Medicaid is Critical to Addressing Price’s Top Priorities
By Jessica Gehr
In a speech to state human services agencies last week, U.S Health and Human Services (HHS) Secretary Tom Price outlined three priorities for his department: childhood obesity, opioid addiction, and mental health. Ironically, at the same time that Secretary Price is promoting these priorities; his former colleagues in Congress are setting these efforts up to fail. Medicaid, which provides over 97 million people with affordable comprehensive health care, is a critical part of the solution for each of Secretary Price’s priorities. Efforts through the American Health Care Act (AHCA) or other means to change the structure of Medicaid to a block grant or per-capita cap would jeopardize the ability of HHS to combat these pressing health issues. Secretary Price’s support for these fundamental changes to Medicaid directly contradicts his statement of priorities.

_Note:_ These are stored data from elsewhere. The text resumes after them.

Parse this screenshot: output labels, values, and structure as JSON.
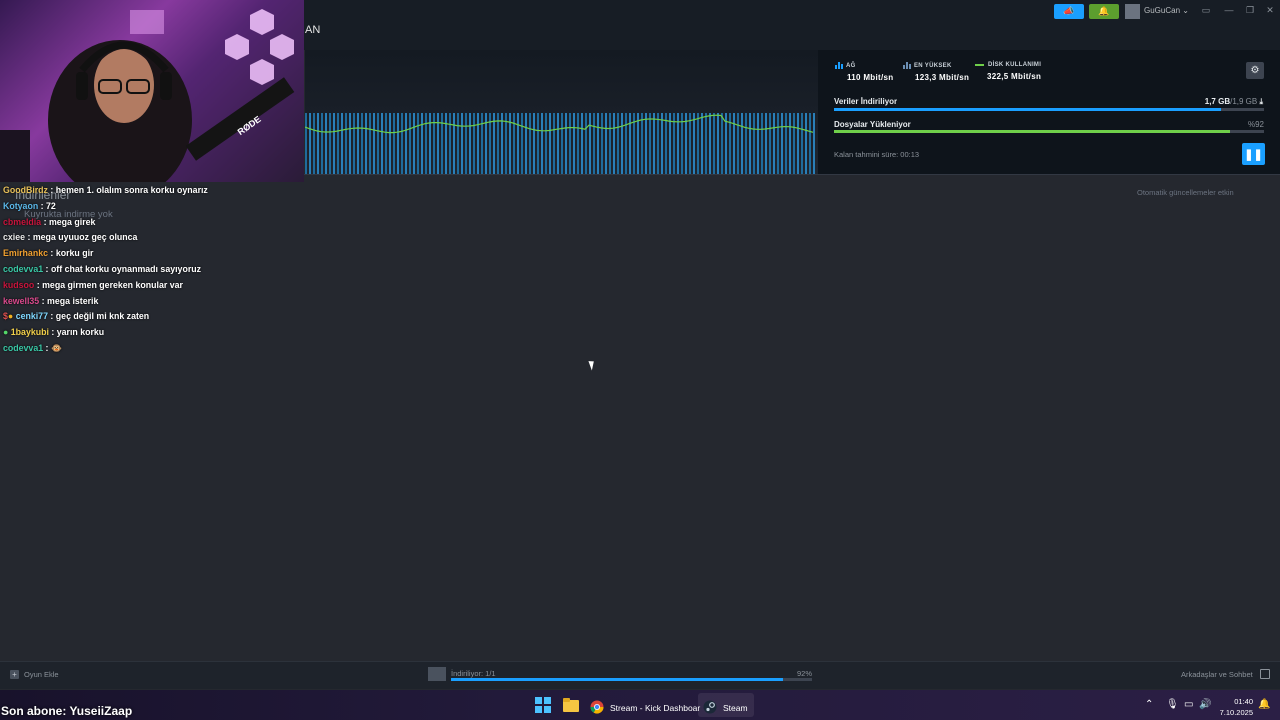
{
  "header": {
    "title_fragment": "AN",
    "username": "GuGuCan",
    "colors": {
      "announce": "#1a9fff",
      "notifications": "#5c9e2e"
    }
  },
  "stats": {
    "network": {
      "label": "AĞ",
      "value": "110 Mbit/sn"
    },
    "peak": {
      "label": "EN YÜKSEK",
      "value": "123,3 Mbit/sn"
    },
    "disk": {
      "label": "DİSK KULLANIMI",
      "value": "322,5 Mbit/sn"
    }
  },
  "progress": {
    "downloading": {
      "label": "Veriler İndiriliyor",
      "done": "1,7 GB",
      "total": "/1,9 GB",
      "fraction": 0.9
    },
    "installing": {
      "label": "Dosyalar Yükleniyor",
      "value": "%92",
      "fraction": 0.92
    },
    "eta": "Kalan tahmini süre: 00:13"
  },
  "downloads": {
    "auto_updates": "Otomatik güncellemeler etkin",
    "title": "İndirilenler",
    "queue_empty": "Kuyrukta indirme yok"
  },
  "chat": [
    {
      "user": "GoodBirdz",
      "text": "hemen 1. olalım sonra korku oynarız",
      "color": "#e8c15a"
    },
    {
      "user": "Kotyaon",
      "text": "72",
      "color": "#5ab7e8"
    },
    {
      "user": "cbmeldia",
      "text": "mega girek",
      "color": "#c8143c"
    },
    {
      "user": "cxiee",
      "text": "mega uyuuoz geç olunca",
      "color": "#e8e8e8"
    },
    {
      "user": "Emirhankc",
      "text": "korku gir",
      "color": "#f0a030"
    },
    {
      "user": "codevva1",
      "text": "off chat korku oynanmadı sayıyoruz",
      "color": "#39c6a5"
    },
    {
      "user": "kudsoo",
      "text": "mega girmen gereken konular var",
      "color": "#c8143c"
    },
    {
      "user": "kewell35",
      "text": "mega isterik",
      "color": "#d94a8c"
    },
    {
      "user": "cenki77",
      "text": "geç değil mi knk zaten",
      "color": "#7fd8ff"
    },
    {
      "user": "1baykubi",
      "text": "yarın korku",
      "color": "#f2d04a"
    },
    {
      "user": "codevva1",
      "text": "🐵",
      "color": "#39c6a5"
    }
  ],
  "bottom": {
    "add_game": "Oyun Ekle",
    "downloading": "İndiriliyor: 1/1",
    "percent": "92%",
    "download_fraction": 0.92,
    "friends": "Arkadaşlar ve Sohbet"
  },
  "overlay": {
    "subscriber": "Son abone: YuseiiZaap"
  },
  "taskbar": {
    "chrome_label": "Stream - Kick Dashboar",
    "steam_label": "Steam",
    "time": "01:40",
    "date": "7.10.2025"
  }
}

Insured children are generally healthier and more likely to get necessary treatment and preventive care than those who don’t have coverage. Affordable health insurance is integral to children getting the care they need. Medicaid’s existing Early and Periodic Screening, Diagnostic, and Treatment (EPSDT) coverage provides comprehensive obesity-related health care interventions—and states can build on this existing program to encourage and support intervention activities. Childhood obesity has a profoundly disparate impact on poor and minority youth, so addressing obesity is critical to health equity as well. Proposed changes to Medicaid under the AHCA would eliminate the requirement for states to provide EPSDT coverage, resulting in millions of children facing significant difficulties in accessing and affording the breadth of services they need.
Medicaid has been at the forefront of fighting the opioid epidemic that contributed to approximately 29,000 deaths in 2014 alone. Medicaid plays a crucial role in covering people who are struggling with addiction and helping states provide access to early intervention and treatment. One study found that expanding Medicaid reduced the unmet need for substance use treatment by 18.3 percent. Under its current structure, Medicaid has been able to respond quickly to the opioid epidemic; however, proposed changes to Medicaid could put substance use disorder treatment benefits at risk.
Medicaid is the largest payer for mental health services in the country, covering 20 percent of adults with mental illness and 24 percent of adults with serious mental illness. The Affordable Care Act’s (ACA) Medicaid expansion has been particularly helpful to low-income young adults who rarely had access to affordable, quality health insurance before the ACA. Thanks to the Medicaid expansion, people are getting the mental health coverage, counseling, treatment, and medications they need. The number of low- and middle-income people who have foregone mental health or substance use disorder care due to the cost has dropped by one-third. This is particularly important for addressing maternal depression, a widespread public health problem that affects millions, including poor mothers, and has lasting implications for children. Changes to Medicaid in the AHCA would threaten the ability of low-income people to get the mental health services they need to be healthy and to find and keep work.
AHCA would deeply harm people receiving Medicaid
The AHCA puts health insurance coverage at risk for millions of people, shifts costs to states and then on to sicker and older populations, and jeopardizes access to care for millions of adults and children on Medicaid. Under the AHCA, Medicaid’s financing structure would be changed from a federal-state partnership to a block grant or per-capita cap. States would be left holding the bag alone to fight for Secretary Price’s priorities. A growing body of research demonstrates that Medicaid lifts people out of poverty, keeps people healthy, improves children’s wellbeing, promotes work and financial stability, and increases economic activity and job growth. Unfortunately, the AHCA takes a giant step backward on Medicaid and risks coverage for millions of people. If Secretary Price is serious about addressing childhood obesity, the opioid epidemic, mental health, and other pressing issues, he should reject such cuts to Medicaid.